Function cohesive_blocks 

pub fn cohesive_blocks(graph: &Graph) -> IgraphResult<CohesiveBlocks>

Identify the hierarchical cohesive block structure of a graph.

Cohesive blocking (J. Moody and D. R. White, “Structural cohesion and embeddedness: A hierarchical concept of social groups”, American Sociological Review 68(1):103–127, 2003) determines nested subsets of vertices ordered by their structural cohesion (vertex connectivity). The whole graph is the root block; each block’s maximally more-cohesive subsets are found recursively by removing minimum-size separators.

The returned CohesiveBlocks reports, for every block, its vertex set (sorted ascending), its cohesion, its parent in the hierarchy, and the hierarchy itself as a directed tree. Block 0 is always the whole graph with parent = -1.
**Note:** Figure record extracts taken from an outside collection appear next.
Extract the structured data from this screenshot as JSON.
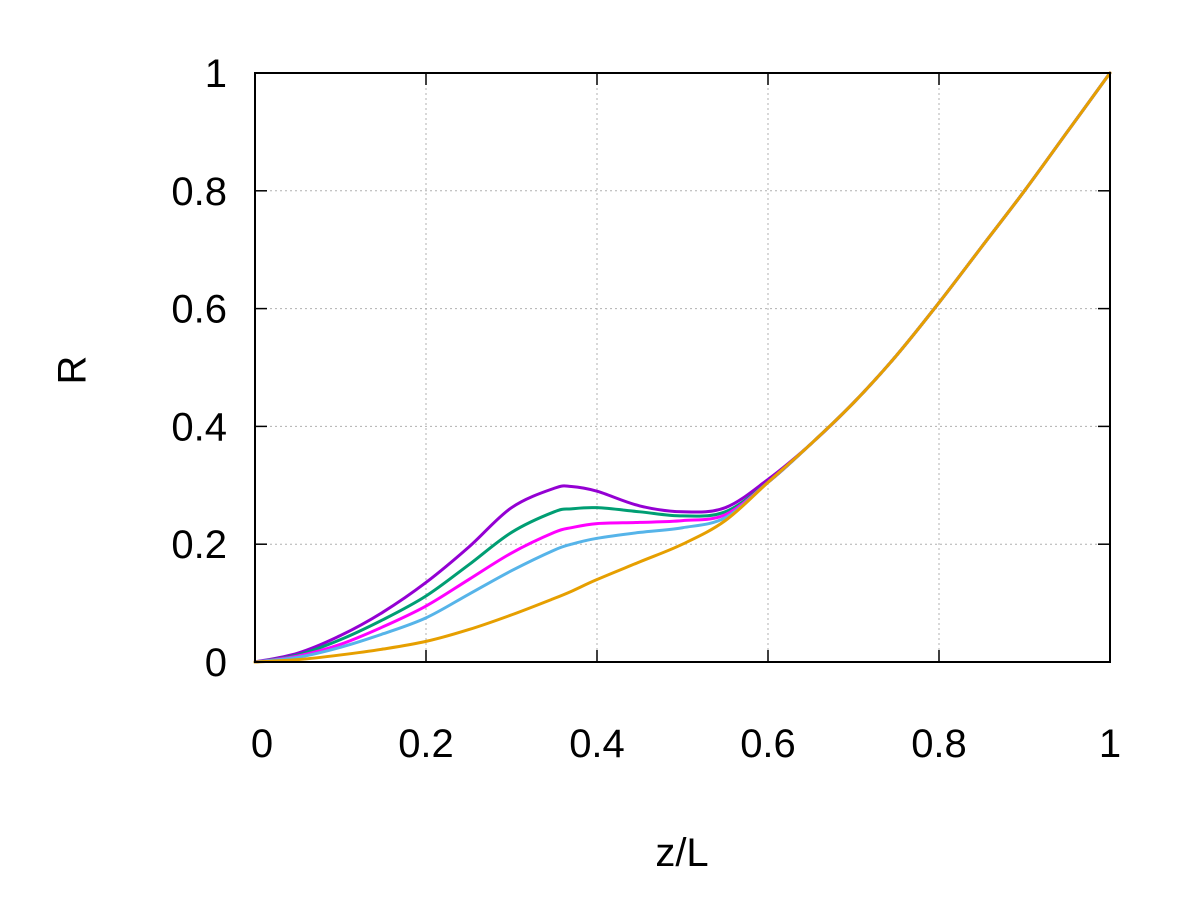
{
  "chart_data": {
    "type": "line",
    "title": "",
    "xlabel": "z/L",
    "ylabel": "R",
    "xlim": [
      0,
      1
    ],
    "ylim": [
      0,
      1
    ],
    "grid": true,
    "legend": "none",
    "x_ticks": [
      "0",
      "0.2",
      "0.4",
      "0.6",
      "0.8",
      "1"
    ],
    "y_ticks": [
      "0",
      "0.2",
      "0.4",
      "0.6",
      "0.8",
      "1"
    ],
    "x": [
      0.0,
      0.05,
      0.1,
      0.15,
      0.2,
      0.25,
      0.3,
      0.35,
      0.37,
      0.4,
      0.45,
      0.5,
      0.55,
      0.6,
      0.65,
      0.7,
      0.75,
      0.8,
      0.85,
      0.9,
      0.95,
      1.0
    ],
    "series": [
      {
        "color": "#9400d3",
        "values": [
          0.0,
          0.015,
          0.045,
          0.085,
          0.135,
          0.195,
          0.262,
          0.295,
          0.298,
          0.29,
          0.265,
          0.255,
          0.262,
          0.31,
          0.37,
          0.44,
          0.52,
          0.61,
          0.705,
          0.8,
          0.9,
          1.0
        ]
      },
      {
        "color": "#009e73",
        "values": [
          0.0,
          0.012,
          0.038,
          0.072,
          0.112,
          0.165,
          0.22,
          0.255,
          0.26,
          0.262,
          0.255,
          0.248,
          0.255,
          0.305,
          0.37,
          0.44,
          0.52,
          0.61,
          0.705,
          0.8,
          0.9,
          1.0
        ]
      },
      {
        "color": "#ff00ff",
        "values": [
          0.0,
          0.01,
          0.03,
          0.06,
          0.095,
          0.14,
          0.185,
          0.22,
          0.228,
          0.235,
          0.237,
          0.24,
          0.25,
          0.305,
          0.37,
          0.44,
          0.52,
          0.61,
          0.705,
          0.8,
          0.9,
          1.0
        ]
      },
      {
        "color": "#56b4e9",
        "values": [
          0.0,
          0.008,
          0.025,
          0.048,
          0.075,
          0.115,
          0.155,
          0.19,
          0.2,
          0.21,
          0.22,
          0.228,
          0.245,
          0.305,
          0.37,
          0.44,
          0.52,
          0.61,
          0.705,
          0.8,
          0.9,
          1.0
        ]
      },
      {
        "color": "#e69f00",
        "values": [
          0.0,
          0.004,
          0.012,
          0.022,
          0.035,
          0.055,
          0.08,
          0.108,
          0.12,
          0.14,
          0.17,
          0.2,
          0.24,
          0.305,
          0.37,
          0.44,
          0.52,
          0.61,
          0.705,
          0.8,
          0.9,
          1.0
        ]
      }
    ]
  }
}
For undirected, simple graphs only.

Errors

• IgraphError::InvalidArgument if the graph is directed.
• IgraphError::InvalidArgument if the graph is not simple (has self-loops or multiple edges).

Examples

use rust_igraph::{Graph, cohesive_blocks};

// A 4-clique 0-1-2-3 with a pendant path 3-4-5: the clique is a more
// cohesive block (connectivity 3) inside the whole graph.
let mut g = Graph::with_vertices(6);
for (a, b) in [(0, 1), (0, 2), (0, 3), (1, 2), (1, 3), (2, 3), (3, 4), (4, 5)] {
    g.add_edge(a, b).unwrap();
}
let cb = cohesive_blocks(&g).unwrap();
assert_eq!(cb.blocks[0], (0..6).collect::<Vec<_>>());
assert_eq!(cb.parent[0], -1);
// The 4-clique appears as a block with cohesion 3.
assert!(cb.blocks.iter().zip(&cb.cohesion).any(|(b, &c)| b == &[0, 1, 2, 3] && c == 3));